Facebook CEO Mark Zuckerberg speaks on stage during the Facebook F8 conference in San Francisco, California April 12, 2016.
As Facebook Inc Chief Executive Mark Zuckerberg prepares to meet conservative leaders on Wednesday to discuss allegations about political bias at the social media website, one thing he may not have to worry about is federal regulation.
Although the U.S. Senate committee is investigating whether there is liberal bias in how Facebook employees select news stories for its “trending topics,” there is little chance the government will try to regulate their practices, said Republican Senator John Thune, chairman of the Senate Commerce Committee.
“I don’t have any reason to believe that would be necessary,” Thune told reporters on Tuesday.
The editorial practices at the world’s largest social network came under scrutiny after a former Facebook contractor accused editors there of deliberately suppressing conservative news. The allegations were reported by technology news website Gizmodo, which did not identify the ex-contractor.
Facebook denied the allegations of bias and said it would conduct a full investigation into the matter. Zuckerberg also agreed to meet with conservative leaders to “share their points of view,” according to a post on his Facebook page.
Attendees at the Wednesday afternoon meeting at Facebook’s Silicon Valley headquarters are expected to include conservative talk show host Glenn Beck, former White House press secretary Dana Perino and former Republican Senator Jim DeMint.
Thune sent a letter to Facebook last week to demand that it explain its editorial decision-making and how stories are chosen for the “trending topics” feature. He said his primary concern was that Facebook was potentially being deceptive about how the news curation algorithms work.

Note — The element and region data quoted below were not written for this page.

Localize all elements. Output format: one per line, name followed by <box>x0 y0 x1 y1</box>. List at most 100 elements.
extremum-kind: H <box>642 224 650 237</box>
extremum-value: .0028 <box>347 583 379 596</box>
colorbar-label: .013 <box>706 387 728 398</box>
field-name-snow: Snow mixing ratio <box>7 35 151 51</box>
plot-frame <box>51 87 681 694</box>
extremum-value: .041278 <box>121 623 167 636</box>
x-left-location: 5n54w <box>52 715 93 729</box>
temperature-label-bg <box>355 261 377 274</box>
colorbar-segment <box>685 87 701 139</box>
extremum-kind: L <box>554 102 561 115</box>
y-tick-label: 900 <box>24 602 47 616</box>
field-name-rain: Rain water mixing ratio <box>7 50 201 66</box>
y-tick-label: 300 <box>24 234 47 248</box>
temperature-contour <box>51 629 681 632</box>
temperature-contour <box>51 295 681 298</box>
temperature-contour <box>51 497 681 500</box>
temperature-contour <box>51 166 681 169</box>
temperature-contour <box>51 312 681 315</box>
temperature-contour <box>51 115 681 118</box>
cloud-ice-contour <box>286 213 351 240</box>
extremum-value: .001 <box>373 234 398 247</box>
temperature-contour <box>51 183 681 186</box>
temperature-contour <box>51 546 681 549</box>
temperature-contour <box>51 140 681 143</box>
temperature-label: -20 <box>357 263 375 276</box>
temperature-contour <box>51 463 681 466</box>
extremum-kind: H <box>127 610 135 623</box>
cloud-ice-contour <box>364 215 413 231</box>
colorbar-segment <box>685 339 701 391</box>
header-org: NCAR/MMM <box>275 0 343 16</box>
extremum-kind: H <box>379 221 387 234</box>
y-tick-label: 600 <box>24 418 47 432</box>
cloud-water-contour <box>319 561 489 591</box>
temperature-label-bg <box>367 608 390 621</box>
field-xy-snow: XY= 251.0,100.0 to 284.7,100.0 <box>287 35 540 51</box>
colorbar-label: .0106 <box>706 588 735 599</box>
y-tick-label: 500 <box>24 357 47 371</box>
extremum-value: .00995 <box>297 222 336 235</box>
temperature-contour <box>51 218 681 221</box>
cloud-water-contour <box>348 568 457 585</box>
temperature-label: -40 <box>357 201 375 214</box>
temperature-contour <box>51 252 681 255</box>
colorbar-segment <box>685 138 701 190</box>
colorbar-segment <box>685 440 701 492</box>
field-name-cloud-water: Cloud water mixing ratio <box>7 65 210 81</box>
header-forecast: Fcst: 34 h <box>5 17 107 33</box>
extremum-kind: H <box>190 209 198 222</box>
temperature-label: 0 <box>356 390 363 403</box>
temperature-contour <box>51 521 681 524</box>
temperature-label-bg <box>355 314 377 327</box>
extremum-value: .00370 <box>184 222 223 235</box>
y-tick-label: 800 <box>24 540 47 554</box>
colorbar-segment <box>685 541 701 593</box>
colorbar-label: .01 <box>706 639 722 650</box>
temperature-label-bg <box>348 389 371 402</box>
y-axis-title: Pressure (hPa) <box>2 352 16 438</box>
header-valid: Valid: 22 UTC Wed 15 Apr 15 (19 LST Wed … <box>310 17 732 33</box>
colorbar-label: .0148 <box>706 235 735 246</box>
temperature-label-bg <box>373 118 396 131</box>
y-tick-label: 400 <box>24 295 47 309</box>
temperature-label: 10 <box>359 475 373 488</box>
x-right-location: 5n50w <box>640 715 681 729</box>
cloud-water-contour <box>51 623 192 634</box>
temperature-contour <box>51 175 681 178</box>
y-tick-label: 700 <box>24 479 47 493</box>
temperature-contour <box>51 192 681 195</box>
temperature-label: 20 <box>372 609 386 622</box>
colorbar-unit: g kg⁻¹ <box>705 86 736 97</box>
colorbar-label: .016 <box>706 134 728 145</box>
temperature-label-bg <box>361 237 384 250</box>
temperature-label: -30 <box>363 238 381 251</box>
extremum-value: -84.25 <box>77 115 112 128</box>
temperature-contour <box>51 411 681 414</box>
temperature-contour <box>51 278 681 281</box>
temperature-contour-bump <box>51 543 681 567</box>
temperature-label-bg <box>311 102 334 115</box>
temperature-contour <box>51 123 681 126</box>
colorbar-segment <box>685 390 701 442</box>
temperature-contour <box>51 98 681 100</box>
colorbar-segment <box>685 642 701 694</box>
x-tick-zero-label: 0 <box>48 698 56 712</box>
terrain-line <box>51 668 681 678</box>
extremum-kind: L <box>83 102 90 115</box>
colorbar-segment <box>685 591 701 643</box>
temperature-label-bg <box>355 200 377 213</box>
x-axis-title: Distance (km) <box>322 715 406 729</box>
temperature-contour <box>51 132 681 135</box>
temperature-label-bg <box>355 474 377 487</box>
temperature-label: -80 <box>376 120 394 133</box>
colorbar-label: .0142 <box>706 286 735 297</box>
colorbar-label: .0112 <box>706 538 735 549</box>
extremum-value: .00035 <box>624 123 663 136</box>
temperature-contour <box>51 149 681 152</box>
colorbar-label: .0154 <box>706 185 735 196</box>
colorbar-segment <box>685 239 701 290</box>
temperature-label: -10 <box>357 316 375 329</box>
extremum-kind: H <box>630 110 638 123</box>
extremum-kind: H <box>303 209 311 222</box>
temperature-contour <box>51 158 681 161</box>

The company was criticized in 2014 for secretly manipulating what content appeared for a sample of users to research the psychological effects of social media.
Facebook last week released its guidelines for choosing trending topics, but the operations of the news feed algorithm remain closely guarded.
Thune said Facebook has been in communication with his staff in the week since he wrote the letter. “More than anything else, it’s an opportunity for them to set the record straight,” he said.
Legal experts said the government has few tools to dictate how a private company makes news decisions.
“As a legal matter, Facebook is not required to be even-handed,” said Eugene Volokh, a law professor at the University of California, Los Angeles. “Congress can’t introduce something that tries to prohibit Facebook from making these kinds of choices.”
Only 11 percent of Americans said they thought the federal government should play a role in determining what users see on social media sites, according to a poll of 2,000 registered voters conducted by Morning Consult and released on Wednesday.
According to the poll, 55 percent of U.S. voters said they get their news from social media sites such as Facebook.
The controversy over Facebook’s trending topics has sparked questions about how transparent the company should be about how content appears on users’ news feeds, given its influence over 1.6 billion members.
Research commissioned by Facebook has shown that messages notifying users that their friends had voted during the 2010 midterm election prompted 340,000 additional people to cast ballots.
“This story is connected to the largely invisible digital apparatus that influences the public,” said Jeffrey Chester, executive director of the Center for Digital Democracy, a consumer advocacy group.